The ISSN's position is that creatine monohydrate is the most extensively studied and clinically effective form, and that claims other forms are absorbed better or degrade less are currently unfounded.[1,2] Reviews have specifically looked at creatine citrate, creatine serum, creatine ethyl ester, buffered creatine and creatine nitrate — and found no peer-reviewed evidence that any of them increase muscle creatine storage more than plain monohydrate.[2]
Monohydrate is also the cheapest. That's an unusual and pleasing combination: the most-researched form is also the most effective and the least expensive.
The Myths
Myth 1: Creatine damages your kidneys. This is the big one, and the evidence doesn't support it. The ISSN's position is blunt: there's no compelling scientific evidence that short- or long-term creatine monohydrate use — up to 30 g/day for five years — has detrimental effects on otherwise healthy individuals.[1] (The confusion likely comes from creatine raising blood creatinine, a marker used in kidney tests. Higher creatinine from creatine intake isn't the same as kidney damage — but it's worth telling your doctor you take it, so results get read correctly.)

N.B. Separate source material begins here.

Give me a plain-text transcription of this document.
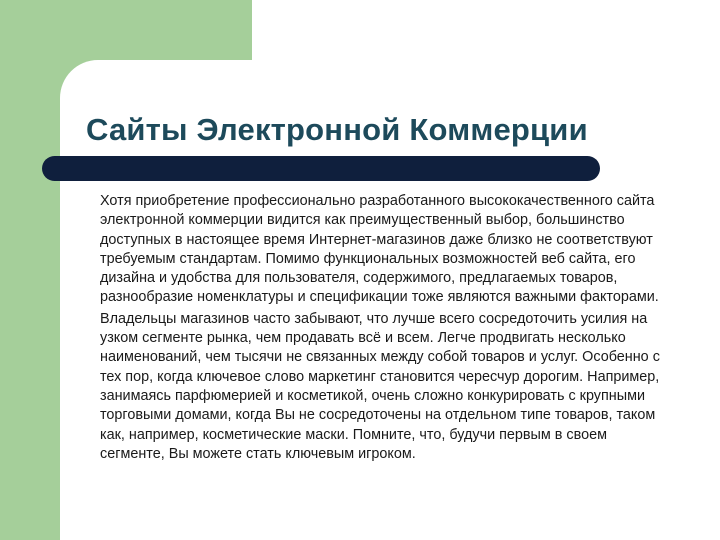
Сайты Электронной Коммерции

Хотя приобретение профессионально разработанного высококачественного сайта электронной коммерции видится как преимущественный выбор, большинство доступных в настоящее время Интернет-магазинов даже близко не соответствуют требуемым стандартам. Помимо функциональных возможностей веб сайта, его дизайна и удобства для пользователя, содержимого, предлагаемых товаров, разнообразие номенклатуры и спецификации тоже являются важными факторами.

Владельцы магазинов часто забывают, что лучше всего сосредоточить усилия на узком сегменте рынка, чем продавать всё и всем. Легче продвигать несколько наименований, чем тысячи не связанных между собой товаров и услуг. Особенно с тех пор, когда ключевое слово маркетинг становится чересчур дорогим. Например, занимаясь парфюмерией и косметикой, очень сложно конкурировать с крупными торговыми домами, когда Вы не сосредоточены на отдельном типе товаров, таком как, например, косметические маски. Помните, что, будучи первым в своем сегменте, Вы можете стать ключевым игроком.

Myth 2: Creatine is a steroid. It isn't. It's a naturally occurring compound found in meat and fish, structurally unrelated to anabolic steroids.[1]
Myth 3: Creatine makes you bloated. Creatine draws water into muscle cells, not under the skin. Some early weight gain is normal and largely intracellular water.
Myth 4: Newer forms are better. No evidence supports this. Monohydrate remains the benchmark.[1,2]
Myth 5: You have to load. You don't. It's a speed option, not a requirement.[3]
Who Should Be Cautious
For all the clean safety data, "extensively studied in healthy people" isn't the same as "right for everyone." If you have kidney concerns, take medication, are pregnant or breastfeeding, or have any existing health condition, that's a conversation to have with a healthcare professional or pharmacist first — not a decision to make from a blog post.
The Takeaway
Creatine is the exception that proves the rule in supplement science. Most ingredients arrive with an exciting mechanism, a couple of small studies and a lot of hopeful marketing. Creatine arrived in 1832, got studied to death for two centuries, and came out the other side with its central claims intact and a remarkably boring safety profile.
It doesn't do anything magical. It gives your muscles a slightly deeper reserve of instant energy, which lets you work slightly harder, which — over months of actually turning up — adds up. Given how much of this field runs on hope, there's something quietly satisfying about an ingredient whose main selling point is that it's been checked.
References
- Kreider RB, Kalman DS, Antonio J, et al. International Society of Sports Nutrition position stand: safety and efficacy of creatine supplementation in exercise, sport, and medicine. Journal of the International Society of Sports Nutrition. 2017;14:18. Available at: https://www.ncbi.nlm.nih.gov/pmc/articles/PMC5469049/
- Bioavailability, Efficacy, Safety, and Regulatory Status of Creatine and Related Compounds: A Critical Review. Nutrients. 2022. Available at: https://www.ncbi.nlm.nih.gov/pmc/articles/PMC8912867/
- The Safety and Efficacy of Creatine Monohydrate Supplementation: What We Have Learned From the Past 25 Years of Research. Gatorade Sports Science Institute, Sports Science Exchange. Available at: https://www.gssiweb.org/sports-science-exchange/article/the-safety-and-efficacy-of-creatine-monohydrate-supplementation-what-we-have-learned-from-the-past-25-years-of-research
- Antonio J, Candow DG, Forbes SC, et al. Common questions and misconceptions about creatine supplementation: what does the scientific evidence really show? Journal of the International Society of Sports Nutrition. 2021;18:13.
This article is intended for general educational purposes only and does not constitute medical advice. Individual health needs vary; please consult a qualified healthcare professional or pharmacist regarding your own circumstances before starting any new supplement, particularly if you have a health condition, take medication, or are pregnant or breastfeeding.